3        Brookstone contends that its contract to buy property from CWIC was not illusory.  “A contract is illusory when the contract is conditional on some fact or event that is wholly under the promisor’s control and his or her bringing it about is left wholly to his or her own will and discretion.”  Metropolitan Ventures, LLC v. GEA Assocs., 2006 WI 71, ¶33, 291 Wis. 2d 393, 717 N.W.2d 58 (citations omitted).

4        Although the contract initially provided several specific remedies for default by Brookstone, those remedies were deleted from the contract, leaving only two provisions.  First, CWIC could “terminate the Offer and have the option to … request the earnest money as liquidated damages” should Brookstone default.  However, no earnest money was provided under the contract.  Second, CWIC was permitted to “seek any other remedies available in law or equity.”  However, the right to sue for specific performance and for actual damages were among the remedies specifically deleted in the contract and Brookstone has made no meaningful attempt to explain what other remedies CWIC might have.  In contrast, the contract contained several remedies in the event of CWIC default, including giving Brookstone the option to sue for specific performance and/or actual damages. 

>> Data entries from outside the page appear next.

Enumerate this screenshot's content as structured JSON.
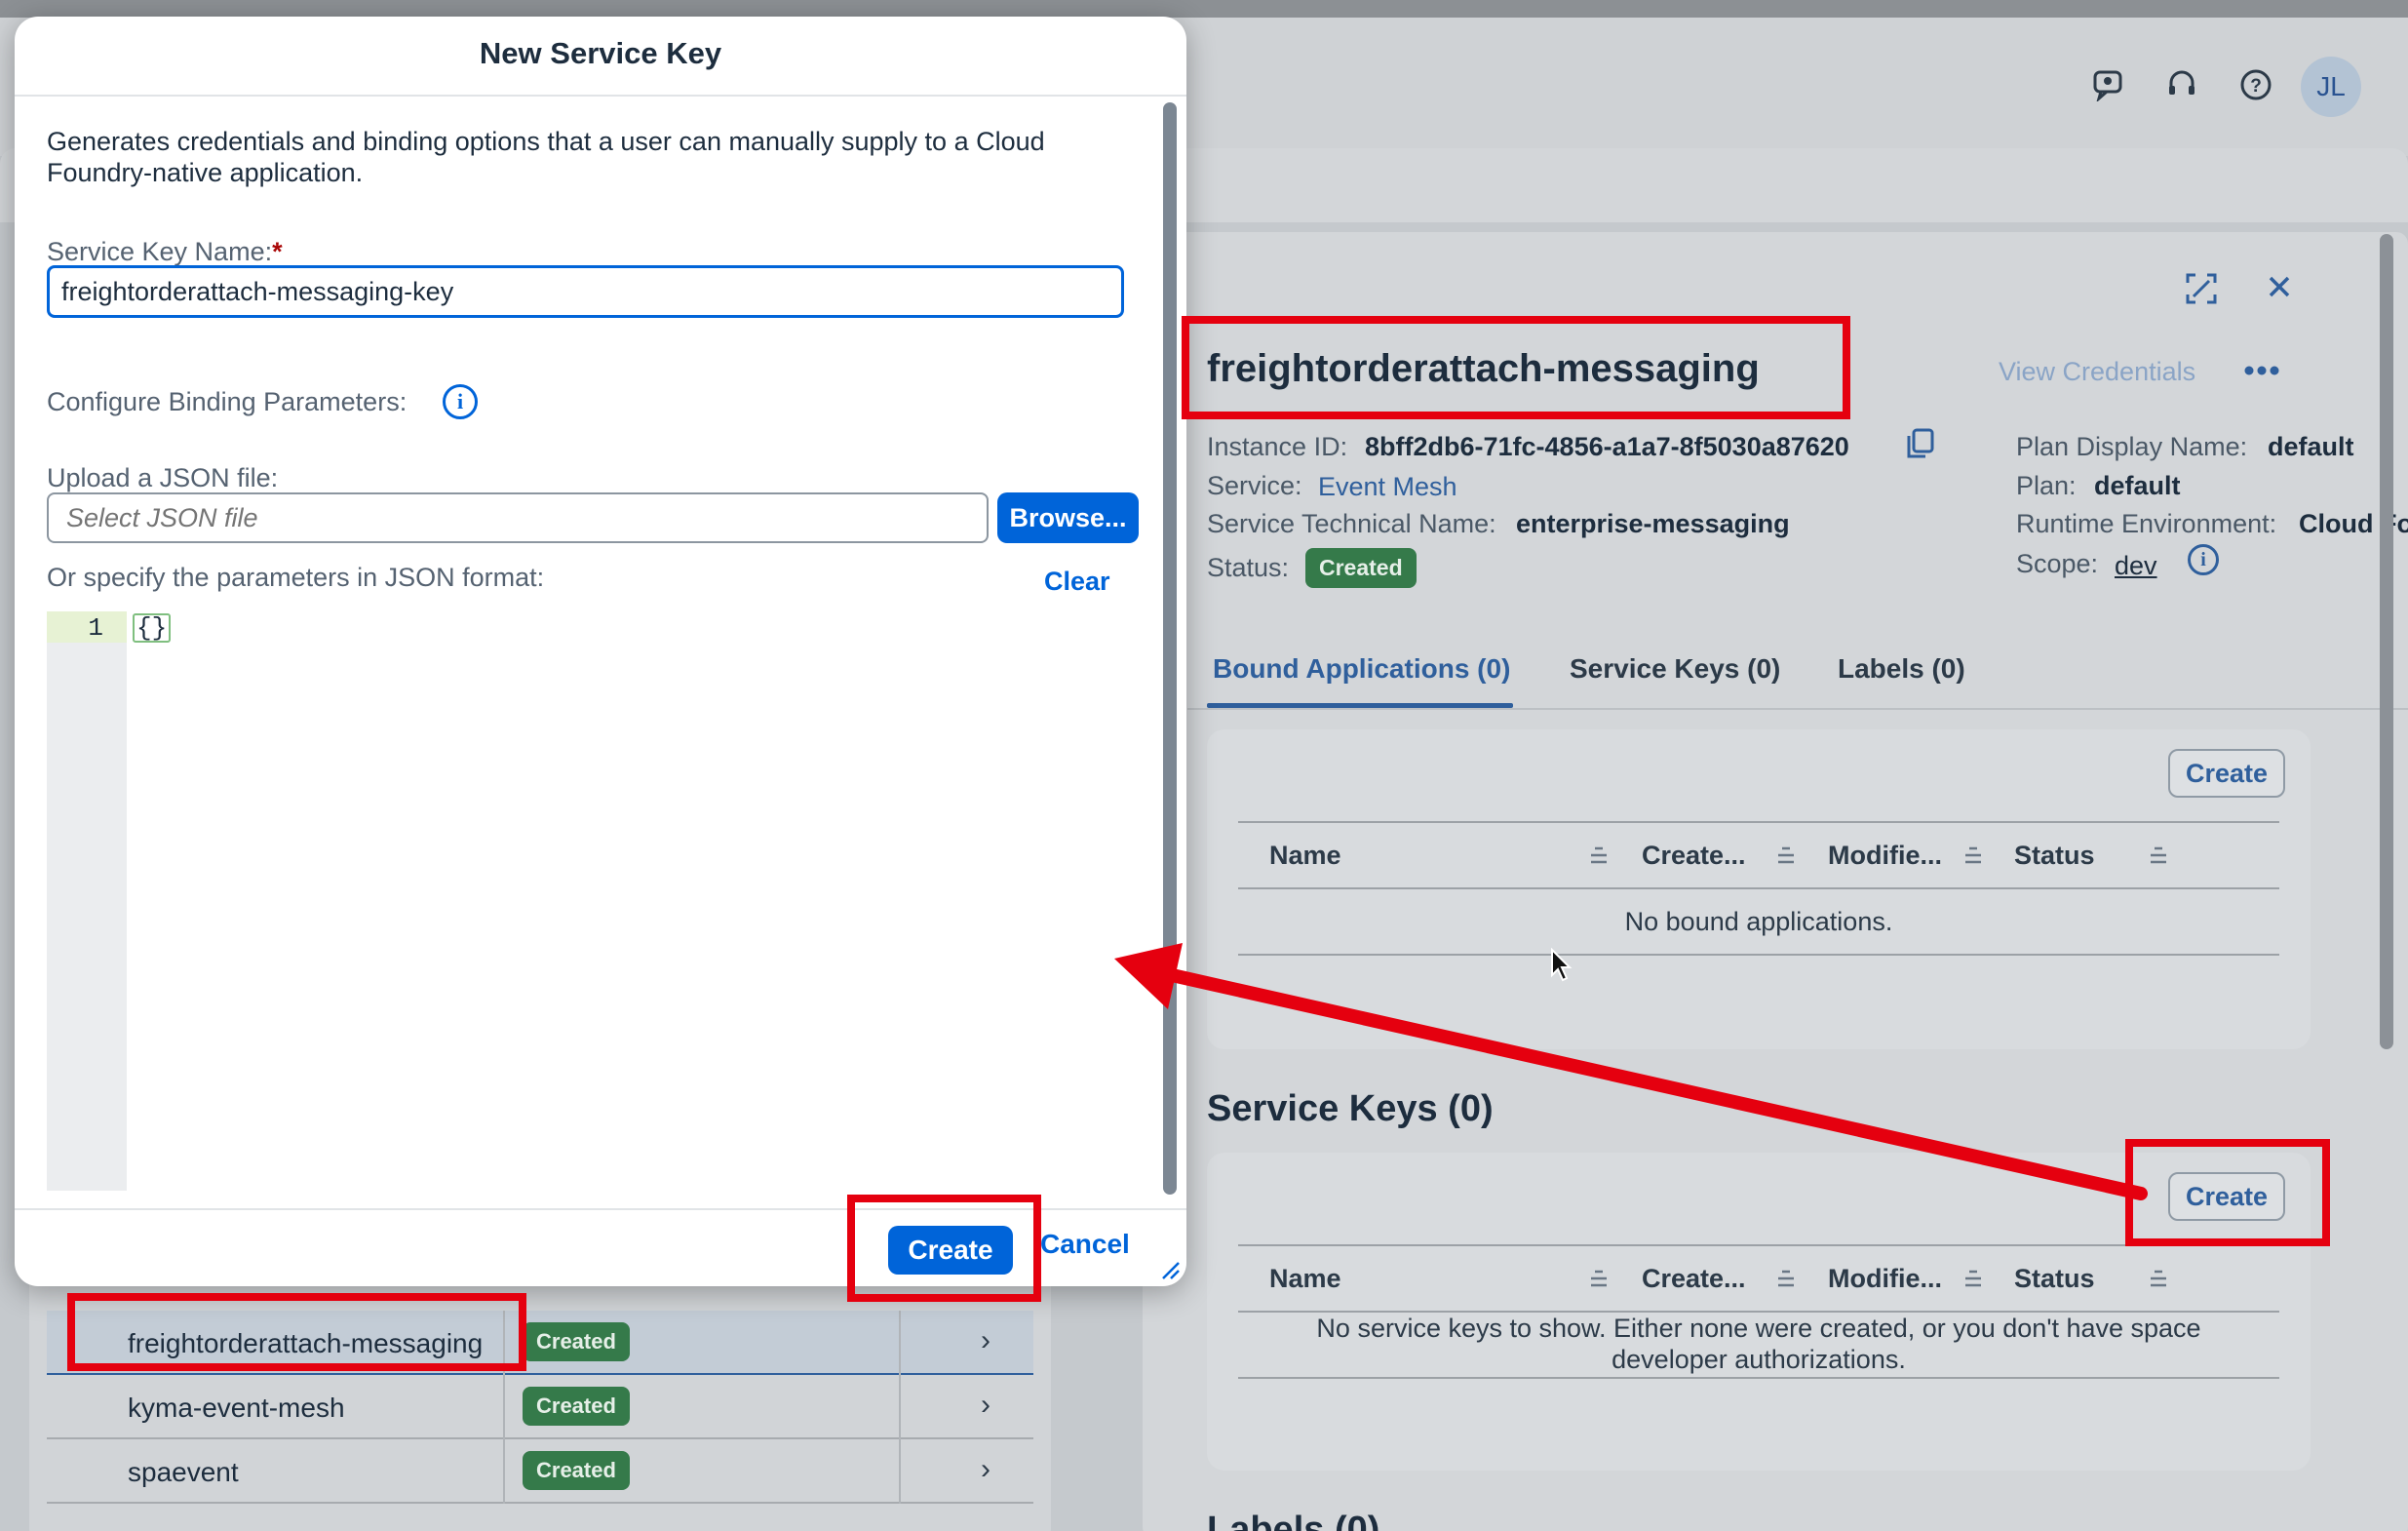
{
  "shell": {
    "avatar_initials": "JL",
    "icons": [
      "feedback-icon",
      "support-headset-icon",
      "help-icon"
    ]
  },
  "list": {
    "rows": [
      {
        "name": "freightorderattach-messaging",
        "status": "Created"
      },
      {
        "name": "kyma-event-mesh",
        "status": "Created"
      },
      {
        "name": "spaevent",
        "status": "Created"
      }
    ]
  },
  "detail": {
    "title": "freightorderattach-messaging",
    "view_credentials": "View Credentials",
    "instance_id_label": "Instance ID:",
    "instance_id": "8bff2db6-71fc-4856-a1a7-8f5030a87620",
    "service_label": "Service:",
    "service": "Event Mesh",
    "technical_name_label": "Service Technical Name:",
    "technical_name": "enterprise-messaging",
    "status_label": "Status:",
    "status": "Created",
    "plan_display_name_label": "Plan Display Name:",
    "plan_display_name": "default",
    "plan_label": "Plan:",
    "plan": "default",
    "runtime_label": "Runtime Environment:",
    "runtime": "Cloud Fo",
    "scope_label": "Scope:",
    "scope": "dev",
    "tabs": [
      "Bound Applications (0)",
      "Service Keys (0)",
      "Labels (0)"
    ],
    "bound_apps": {
      "create_label": "Create",
      "columns": [
        "Name",
        "Create...",
        "Modifie...",
        "Status"
      ],
      "empty": "No bound applications."
    },
    "service_keys": {
      "title": "Service Keys (0)",
      "create_label": "Create",
      "columns": [
        "Name",
        "Create...",
        "Modifie...",
        "Status"
      ],
      "empty": "No service keys to show. Either none were created, or you don't have space developer authorizations."
    },
    "labels_title": "Labels (0)"
  },
  "dialog": {
    "title": "New Service Key",
    "description": "Generates credentials and binding options that a user can manually supply to a Cloud Foundry-native application.",
    "key_name_label": "Service Key Name:",
    "key_name_required": "*",
    "key_name_value": "freightorderattach-messaging-key",
    "binding_label": "Configure Binding Parameters:",
    "upload_label": "Upload a JSON file:",
    "file_placeholder": "Select JSON file",
    "browse_label": "Browse...",
    "json_label": "Or specify the parameters in JSON format:",
    "clear_label": "Clear",
    "editor_line": "1",
    "editor_code": "{}",
    "create_label": "Create",
    "cancel_label": "Cancel"
  },
  "colors": {
    "accent": "#0064d9",
    "status_green": "#357a4a",
    "annotation_red": "#e5000f"
  }
}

5        We agree with the circuit court that “this offer-to-purchase contract left Brookstone free to perform or not perform as it chose and with no consequence for the failure to perform,” while at the same time “it left [CWIC] with an obligation to perform or to face the remedies that the offer to purchase prescribed in the event that it defaulted.”  Because the contract allowed Brookstone to perform or not perform based solely on its own will and discretion without any meaningful remedy for CWIC, the contract was illusory and thus unenforceable. 

6        Brookstone contends that the contract cannot be considered illusory because Brookstone had already partially performed under the contract by purchasing some of the lots.  We disagree.  Regardless of whether Brookstone had already purchased some of the lots, CWIC had no means of enforcing further purchases under the contract and could not obtain any damages if Brookstone failed to act.  Brookstone’s partial performance did nothing to change Brookstone’s ability to back out of the deal at its sole discretion without consequence.  The money Brookstone spent to purchase some of the lots was not, as Brookstone argues, an investment in the contract constituting consideration, but rather was simply the purchase price for the land it received independent of any possible subsequent purchases.

7        The parties have raised other issues but we do not address them because the issues we have addressed are dispositive.  See Turner v. Taylor, 2003 WI App 256, ¶1 n.1, 268 Wis. 2d 628, 673 N.W.2d 716 (if a decision on one point disposes of an appeal, we will not generally decide the other issues raised).[1]

            By the Court.—Judgment affirmed.

            This opinion will not be published.  See Wis. Stat. Rule 809.23(1)(b)5. (2005-06).


 



[1]  In support of its case, Brookstone points to a case decided after briefing was complete, Metropolitan Ventures, LLC v. GEA Assocs., 2006 WI 71, 291 Wis. 2d 393, 717 N.W.2d 58.  In Metropolitan Ventures, the supreme court concluded that a contract was not illusory because neither party had complete control over determining whether the financing contingency had been met.  Id., ¶33.  Metropolitan Ventures is distinguishable because Brookstone had complete control over whether to purchase the lots, with no remedy available to CWIC in the event of default.